Tra i ricercatori della squadra anti-Covid dell’azienda di Pomezia ci sono molti giovani. «Ho colleghi anche al di sotto della mia età, hanno 25-26 anni», racconta Minutello, «lavoriamo in una grande sinergia, insieme ai componenti più adulti del team. È un grande orgoglio». Capelli biondi e sorriso giovane, il ricercatore racconta della pressione che inevitabilmente lui e la sua squadra avvertono in questi giorni di grande attesa.
«Ma non dobbiamo farci sopraffare» dice subito dopo, «dobbiamo incanalare questa tensione in un flusso costruttivo». Disciplinato anche nel modo di descrivere l’emotività che si avverte «quando il mondo intero spera nei risultati di ciò che stai facendo», Emanuele ricorda con orgoglio il momento più difficile che gli è rimasto impresso nella mente.
Il lockdown.
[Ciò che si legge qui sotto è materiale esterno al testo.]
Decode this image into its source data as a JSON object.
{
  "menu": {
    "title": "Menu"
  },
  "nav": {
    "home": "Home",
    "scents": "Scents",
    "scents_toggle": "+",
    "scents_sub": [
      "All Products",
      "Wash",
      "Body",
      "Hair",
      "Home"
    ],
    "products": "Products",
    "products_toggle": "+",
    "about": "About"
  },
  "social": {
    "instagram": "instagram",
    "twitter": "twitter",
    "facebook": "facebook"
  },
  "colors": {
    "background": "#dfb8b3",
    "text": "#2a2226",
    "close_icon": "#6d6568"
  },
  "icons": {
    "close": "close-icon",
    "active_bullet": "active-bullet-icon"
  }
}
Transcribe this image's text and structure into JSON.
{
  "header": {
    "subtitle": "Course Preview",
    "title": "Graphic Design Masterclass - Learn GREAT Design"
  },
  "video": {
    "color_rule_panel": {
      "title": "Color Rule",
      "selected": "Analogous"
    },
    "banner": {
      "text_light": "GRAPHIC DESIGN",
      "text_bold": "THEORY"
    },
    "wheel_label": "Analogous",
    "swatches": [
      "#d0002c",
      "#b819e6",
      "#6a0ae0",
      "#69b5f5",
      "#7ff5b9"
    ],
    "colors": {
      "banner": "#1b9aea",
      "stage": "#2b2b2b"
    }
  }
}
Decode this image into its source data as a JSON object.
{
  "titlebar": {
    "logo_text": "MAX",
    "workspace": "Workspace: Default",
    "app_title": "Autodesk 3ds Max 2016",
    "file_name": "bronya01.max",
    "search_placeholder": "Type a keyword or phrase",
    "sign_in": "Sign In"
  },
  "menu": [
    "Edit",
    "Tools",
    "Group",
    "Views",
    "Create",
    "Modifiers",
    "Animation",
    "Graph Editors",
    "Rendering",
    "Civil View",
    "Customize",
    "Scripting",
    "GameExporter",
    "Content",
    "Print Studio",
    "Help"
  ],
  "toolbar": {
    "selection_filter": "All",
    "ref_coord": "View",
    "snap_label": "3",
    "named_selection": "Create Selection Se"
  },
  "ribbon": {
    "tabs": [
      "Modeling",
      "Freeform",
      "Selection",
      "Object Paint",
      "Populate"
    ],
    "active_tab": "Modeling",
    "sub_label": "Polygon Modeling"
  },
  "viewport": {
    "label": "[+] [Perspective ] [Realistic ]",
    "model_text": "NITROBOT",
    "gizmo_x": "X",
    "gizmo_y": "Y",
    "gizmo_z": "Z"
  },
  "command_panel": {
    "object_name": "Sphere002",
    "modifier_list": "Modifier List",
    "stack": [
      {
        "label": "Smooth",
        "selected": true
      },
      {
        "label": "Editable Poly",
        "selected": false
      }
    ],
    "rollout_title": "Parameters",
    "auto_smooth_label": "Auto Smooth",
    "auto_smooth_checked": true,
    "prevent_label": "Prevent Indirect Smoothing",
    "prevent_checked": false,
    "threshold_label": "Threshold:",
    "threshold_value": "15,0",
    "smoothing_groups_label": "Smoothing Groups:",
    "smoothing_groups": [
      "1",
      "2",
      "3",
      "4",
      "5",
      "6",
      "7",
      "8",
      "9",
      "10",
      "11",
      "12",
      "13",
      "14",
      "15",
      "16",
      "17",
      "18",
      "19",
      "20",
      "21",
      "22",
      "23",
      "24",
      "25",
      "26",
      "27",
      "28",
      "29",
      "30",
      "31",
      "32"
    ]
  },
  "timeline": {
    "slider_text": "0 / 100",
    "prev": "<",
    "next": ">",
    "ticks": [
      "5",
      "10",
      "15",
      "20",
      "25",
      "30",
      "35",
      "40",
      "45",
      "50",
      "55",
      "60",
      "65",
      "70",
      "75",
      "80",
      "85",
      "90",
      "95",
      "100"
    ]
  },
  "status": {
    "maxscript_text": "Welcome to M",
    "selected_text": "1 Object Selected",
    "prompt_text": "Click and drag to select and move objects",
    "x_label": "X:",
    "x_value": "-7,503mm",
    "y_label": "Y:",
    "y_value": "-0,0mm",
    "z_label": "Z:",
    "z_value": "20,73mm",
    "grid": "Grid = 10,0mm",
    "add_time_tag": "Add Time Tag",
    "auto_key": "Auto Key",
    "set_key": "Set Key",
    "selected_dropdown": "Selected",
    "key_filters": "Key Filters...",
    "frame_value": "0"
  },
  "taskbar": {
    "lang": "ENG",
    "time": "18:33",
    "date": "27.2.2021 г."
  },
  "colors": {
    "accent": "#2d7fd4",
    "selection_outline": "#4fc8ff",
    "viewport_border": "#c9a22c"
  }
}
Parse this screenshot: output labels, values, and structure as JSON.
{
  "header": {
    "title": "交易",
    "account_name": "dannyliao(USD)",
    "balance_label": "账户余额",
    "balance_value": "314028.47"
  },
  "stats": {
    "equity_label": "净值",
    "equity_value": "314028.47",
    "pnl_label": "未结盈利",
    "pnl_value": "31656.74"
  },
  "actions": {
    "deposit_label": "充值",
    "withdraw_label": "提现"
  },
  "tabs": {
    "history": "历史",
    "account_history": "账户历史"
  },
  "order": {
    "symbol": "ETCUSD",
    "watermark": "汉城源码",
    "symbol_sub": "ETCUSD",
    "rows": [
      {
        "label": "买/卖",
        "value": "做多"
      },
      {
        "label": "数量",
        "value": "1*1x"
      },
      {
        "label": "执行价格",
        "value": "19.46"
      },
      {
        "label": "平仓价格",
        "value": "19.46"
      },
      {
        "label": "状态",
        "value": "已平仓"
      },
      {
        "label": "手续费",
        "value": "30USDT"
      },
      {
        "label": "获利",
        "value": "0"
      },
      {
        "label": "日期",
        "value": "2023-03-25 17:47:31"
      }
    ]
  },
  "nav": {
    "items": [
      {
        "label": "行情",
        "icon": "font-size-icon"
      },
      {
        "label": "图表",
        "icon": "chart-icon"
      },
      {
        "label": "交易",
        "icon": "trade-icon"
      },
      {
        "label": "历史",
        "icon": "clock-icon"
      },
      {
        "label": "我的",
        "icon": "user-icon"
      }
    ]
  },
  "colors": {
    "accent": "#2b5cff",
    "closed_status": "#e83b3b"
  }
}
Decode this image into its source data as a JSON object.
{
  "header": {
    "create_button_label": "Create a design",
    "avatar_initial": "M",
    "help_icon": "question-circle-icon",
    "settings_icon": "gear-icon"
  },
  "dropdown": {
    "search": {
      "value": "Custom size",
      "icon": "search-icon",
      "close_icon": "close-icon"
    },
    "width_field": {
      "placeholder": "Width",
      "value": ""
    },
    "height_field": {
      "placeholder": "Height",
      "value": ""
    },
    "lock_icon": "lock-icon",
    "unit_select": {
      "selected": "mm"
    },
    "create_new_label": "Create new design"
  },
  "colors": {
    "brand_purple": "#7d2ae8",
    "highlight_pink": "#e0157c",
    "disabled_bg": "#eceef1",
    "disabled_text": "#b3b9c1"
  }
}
Tutta l’Italia ferma e una missione da dover portare avanti all’interno delle pareti dei laboratori che si faceva sempre più urgente. «Le forze sono triplicate in quel momento. Andare al lavoro aveva assunto un significato ancora più importante di sempre», racconta.
E la ricerca del team di Pomezia sta andando avanti in modo incessante. Matteo Liguori, Ceo di Irbm, spiega quanto duro lavoro ci sia dietro la carriera dei ragazzi del team, «un percorso che già solo per entrare nella nostra realtà lavorativa deve superare almeno dieci step di competenze», racconta. La fase di sperimentazione finora raggiunta fa ben sperare nei risultati ma mancano ancora degli step che gli scienziati definiscono «decisivi» per poter essere davvero certi dell’efficacia.
«Un progetto che in genere dura anni ha bisogno stavolta di tempi strettissimi», racconta Liguori, «per questo abbiamo deciso di agire in modo parallelo, da una parte la sperimentazione e dall’altra la produzione contemporanea di dosi necessarie. Non appena tutti i risultati ci daranno il via libera dal punto di vista medico, saremo pronti alla diffusione». Un rischio economico certo «ma non medico-scientifico» dunque, come tiene a ribadire la squadra che, insieme al mondo intero, attende di arrivare alle ultime fasi della ricerca e ricevere finalmente l’approvazione ufficiale degli enti regolatori.